Namun, antusiasme terhadap Roh ini mendorong kaum Anabaptis lain untuk membentuk golongan lain, yakni golongan literalis, harfiah, dan bahkan dapat disebut kaum legalis.  Mereka memiliki aturan komunal yang ketat sekali, yang didasarkan pada kutipan-kutipan kitab suci.  Kita dapat menilik tulisan-tulisan Dirk Philips dan Menno Simons, tokoh Anabaptis yang ternama, yang memasukkan banyak sekali kutipan ayat kitab suci.  Hans Denck dilaporkan mengutip ayat kitab suci secara tajam dan “di atas pemahaman [rata-rata]” oleh para lawannya di kota Strasbourg, Swis.  Para martir Anabaptis pun tahu benar bagaimana cara mengutip kitab suci dengan baik ketika mereka diinterogasi untuk menentukan hukuman atas penyelewengan mereka.

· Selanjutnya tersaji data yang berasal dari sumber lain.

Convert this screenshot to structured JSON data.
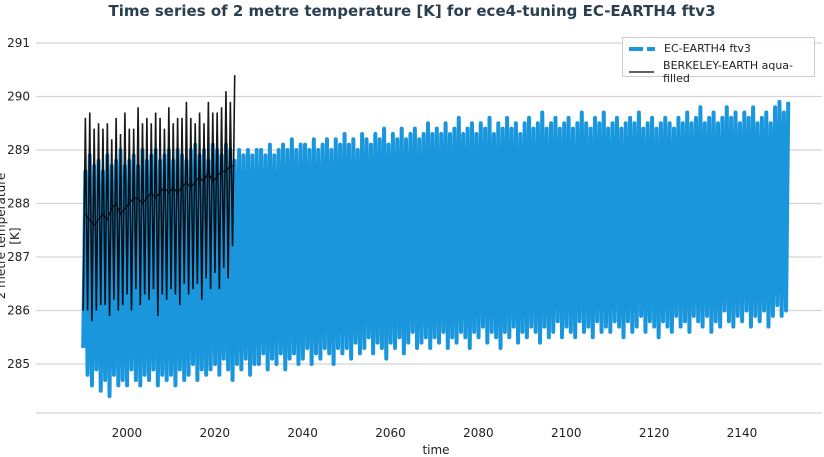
{
  "chart_data": {
    "type": "line",
    "title": "Time series of 2 metre temperature [K] for ece4-tuning EC-EARTH4 ftv3",
    "xlabel": "time",
    "ylabel": "2 metre temperature [K]",
    "xlim": [
      1990,
      2150
    ],
    "ylim": [
      284.2,
      291.2
    ],
    "xticks": [
      2000,
      2020,
      2040,
      2060,
      2080,
      2100,
      2120,
      2140
    ],
    "yticks": [
      285,
      286,
      287,
      288,
      289,
      290,
      291
    ],
    "grid": true,
    "legend_position": "top-right",
    "series": [
      {
        "name": "EC-EARTH4 ftv3",
        "color": "#1a96dd",
        "style": "dashed-thick",
        "start_year": 1990,
        "annual_max": [
          288.6,
          288.9,
          288.7,
          288.8,
          288.6,
          288.9,
          288.7,
          288.8,
          289.0,
          288.7,
          288.8,
          288.9,
          288.7,
          289.0,
          288.8,
          288.9,
          289.0,
          288.8,
          288.9,
          289.0,
          288.8,
          289.0,
          288.9,
          288.8,
          289.0,
          289.1,
          288.9,
          289.0,
          288.8,
          289.1,
          289.0,
          288.9,
          289.1,
          289.0,
          288.8,
          289.0,
          288.9,
          289.0,
          288.9,
          289.0,
          289.0,
          288.9,
          289.1,
          288.9,
          289.0,
          289.1,
          289.0,
          289.2,
          289.0,
          289.1,
          289.1,
          289.0,
          289.2,
          289.0,
          289.1,
          289.2,
          289.0,
          289.2,
          289.1,
          289.3,
          289.1,
          289.2,
          289.0,
          289.3,
          289.2,
          289.1,
          289.3,
          289.2,
          289.4,
          289.1,
          289.3,
          289.2,
          289.4,
          289.2,
          289.3,
          289.4,
          289.2,
          289.3,
          289.5,
          289.3,
          289.4,
          289.3,
          289.5,
          289.3,
          289.4,
          289.6,
          289.3,
          289.4,
          289.5,
          289.3,
          289.5,
          289.4,
          289.6,
          289.3,
          289.5,
          289.4,
          289.6,
          289.4,
          289.5,
          289.3,
          289.5,
          289.6,
          289.4,
          289.5,
          289.7,
          289.4,
          289.5,
          289.6,
          289.4,
          289.5,
          289.6,
          289.4,
          289.5,
          289.7,
          289.5,
          289.4,
          289.6,
          289.5,
          289.7,
          289.4,
          289.5,
          289.6,
          289.4,
          289.5,
          289.6,
          289.5,
          289.7,
          289.4,
          289.5,
          289.6,
          289.4,
          289.5,
          289.6,
          289.5,
          289.4,
          289.6,
          289.5,
          289.7,
          289.5,
          289.6,
          289.8,
          289.5,
          289.6,
          289.7,
          289.5,
          289.6,
          289.8,
          289.6,
          289.7,
          289.5,
          289.7,
          289.6,
          289.8,
          289.5,
          289.6,
          289.7,
          289.5,
          289.8,
          289.9,
          289.7,
          289.9
        ],
        "annual_min": [
          285.3,
          284.8,
          284.6,
          284.9,
          284.5,
          284.7,
          284.4,
          284.8,
          284.6,
          284.7,
          284.6,
          284.9,
          284.7,
          284.6,
          284.8,
          284.7,
          284.9,
          284.6,
          284.8,
          284.7,
          284.8,
          284.6,
          284.9,
          284.7,
          284.8,
          285.0,
          284.7,
          284.9,
          284.8,
          284.9,
          285.0,
          284.8,
          285.1,
          284.9,
          284.7,
          285.0,
          284.9,
          285.1,
          284.8,
          285.0,
          285.0,
          285.2,
          284.9,
          285.1,
          285.0,
          285.2,
          284.9,
          285.1,
          285.2,
          285.0,
          285.1,
          285.3,
          285.0,
          285.2,
          285.1,
          285.3,
          285.2,
          285.0,
          285.3,
          285.2,
          285.3,
          285.1,
          285.4,
          285.2,
          285.3,
          285.5,
          285.2,
          285.4,
          285.3,
          285.1,
          285.4,
          285.3,
          285.5,
          285.2,
          285.4,
          285.6,
          285.3,
          285.4,
          285.5,
          285.3,
          285.5,
          285.4,
          285.6,
          285.3,
          285.5,
          285.4,
          285.6,
          285.5,
          285.3,
          285.6,
          285.5,
          285.7,
          285.4,
          285.6,
          285.5,
          285.3,
          285.6,
          285.5,
          285.7,
          285.4,
          285.6,
          285.5,
          285.7,
          285.6,
          285.4,
          285.7,
          285.5,
          285.6,
          285.8,
          285.5,
          285.7,
          285.6,
          285.5,
          285.8,
          285.6,
          285.7,
          285.5,
          285.8,
          285.6,
          285.7,
          285.6,
          285.8,
          285.7,
          285.5,
          285.8,
          285.6,
          285.7,
          285.9,
          285.6,
          285.8,
          285.7,
          285.5,
          285.8,
          285.7,
          285.6,
          285.9,
          285.7,
          285.8,
          285.6,
          285.9,
          285.8,
          285.7,
          285.9,
          285.6,
          285.8,
          285.7,
          286.0,
          285.8,
          285.7,
          285.9,
          285.8,
          286.0,
          285.7,
          285.9,
          285.8,
          286.0,
          285.7,
          285.9,
          286.1,
          285.9,
          286.0
        ]
      },
      {
        "name": "BERKELEY-EARTH aqua-filled",
        "color": "#000000",
        "style": "solid",
        "start_year": 1990,
        "annual_max": [
          289.6,
          289.7,
          289.4,
          289.5,
          289.4,
          289.5,
          289.2,
          289.6,
          289.3,
          289.7,
          289.4,
          289.4,
          289.8,
          289.5,
          289.6,
          289.5,
          289.7,
          289.6,
          289.4,
          289.8,
          289.5,
          289.6,
          289.6,
          289.9,
          289.6,
          289.5,
          289.7,
          289.5,
          289.9,
          289.7,
          289.7,
          289.8,
          290.1,
          289.9,
          290.4
        ],
        "annual_min": [
          286.0,
          286.0,
          285.8,
          286.0,
          286.1,
          286.1,
          285.9,
          286.2,
          286.0,
          286.1,
          286.3,
          286.0,
          286.4,
          286.1,
          286.3,
          286.2,
          286.4,
          285.9,
          286.3,
          286.2,
          286.4,
          286.3,
          286.1,
          286.5,
          286.3,
          286.4,
          286.5,
          286.2,
          286.6,
          286.4,
          286.7,
          286.4,
          286.8,
          286.6,
          287.2
        ],
        "running_mean": [
          287.8,
          287.7,
          287.6,
          287.7,
          287.8,
          287.7,
          287.9,
          288.0,
          287.8,
          287.9,
          288.0,
          288.1,
          288.1,
          288.0,
          288.1,
          288.2,
          288.1,
          288.2,
          288.3,
          288.2,
          288.3,
          288.2,
          288.3,
          288.4,
          288.3,
          288.4,
          288.5,
          288.4,
          288.6,
          288.4,
          288.5,
          288.6,
          288.6,
          288.7,
          288.7
        ]
      }
    ]
  }
}
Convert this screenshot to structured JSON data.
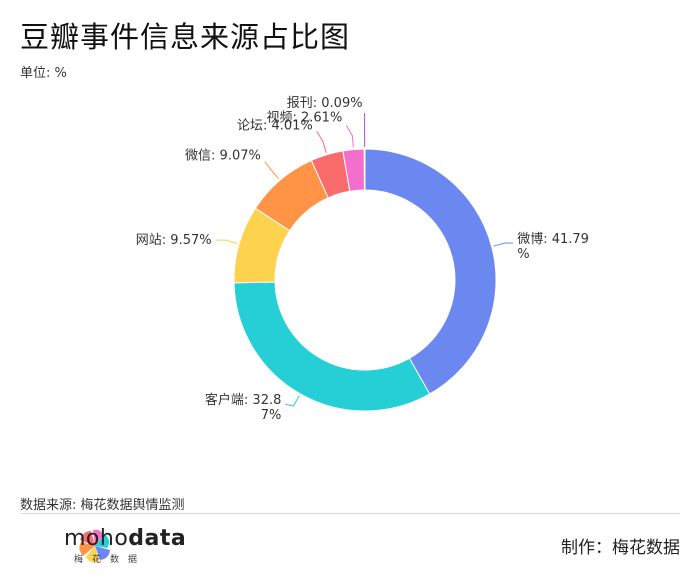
{
  "header": {
    "title": "豆瓣事件信息来源占比图",
    "unit": "单位: %"
  },
  "chart_data": {
    "type": "pie",
    "donut": true,
    "slices": [
      {
        "label": "微博",
        "value": 41.79,
        "color": "#6b87f0",
        "text_lines": [
          "微博: 41.79",
          "%"
        ]
      },
      {
        "label": "客户端",
        "value": 32.87,
        "color": "#26cfd6",
        "text_lines": [
          "客户端: 32.8",
          "7%"
        ]
      },
      {
        "label": "网站",
        "value": 9.57,
        "color": "#fdd24c",
        "text_lines": [
          "网站: 9.57%"
        ]
      },
      {
        "label": "微信",
        "value": 9.07,
        "color": "#ff9446",
        "text_lines": [
          "微信: 9.07%"
        ]
      },
      {
        "label": "论坛",
        "value": 4.01,
        "color": "#fa6b6b",
        "text_lines": [
          "论坛: 4.01%"
        ]
      },
      {
        "label": "视频",
        "value": 2.61,
        "color": "#f46fcb",
        "text_lines": [
          "视频: 2.61%"
        ]
      },
      {
        "label": "报刊",
        "value": 0.09,
        "color": "#9b59d9",
        "text_lines": [
          "报刊: 0.09%"
        ]
      }
    ]
  },
  "footer": {
    "source": "数据来源: 梅花数据舆情监测",
    "brand_prefix": "moho",
    "brand_suffix": "data",
    "brand_sub": "梅花数据",
    "credit": "制作：梅花数据"
  }
}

Dalam ketegangan golongan spiritualis dan literalis di atas, kita dapat menarik benang merah bahwa kaum Anabaptis percaya bahwa Yesus Kristus adalah Allah yang menjadi manusia bagi mereka, serta Roh Kudus adalah Penolong yang menjadikan gaya hidup seperti Kristus itu mungkin.  Kehidupan baru mustahil terwujud tanpa Roh Kudus.  Lebih-lebih, hanya Roh saja yang memampukan seorang percaya untuk memahami Firman Allah dan mengaplikasikannya dalam kehidupan.  David Joris patut kita simak perkataannya, “Kitab-kitab Suci diembuskan ke dalam para penulisnya melalui Roh [2 Tim. 3:16] dan diberikan bagi pelayanan, yang memberi keyakinan kepada orang-orang miskin.” 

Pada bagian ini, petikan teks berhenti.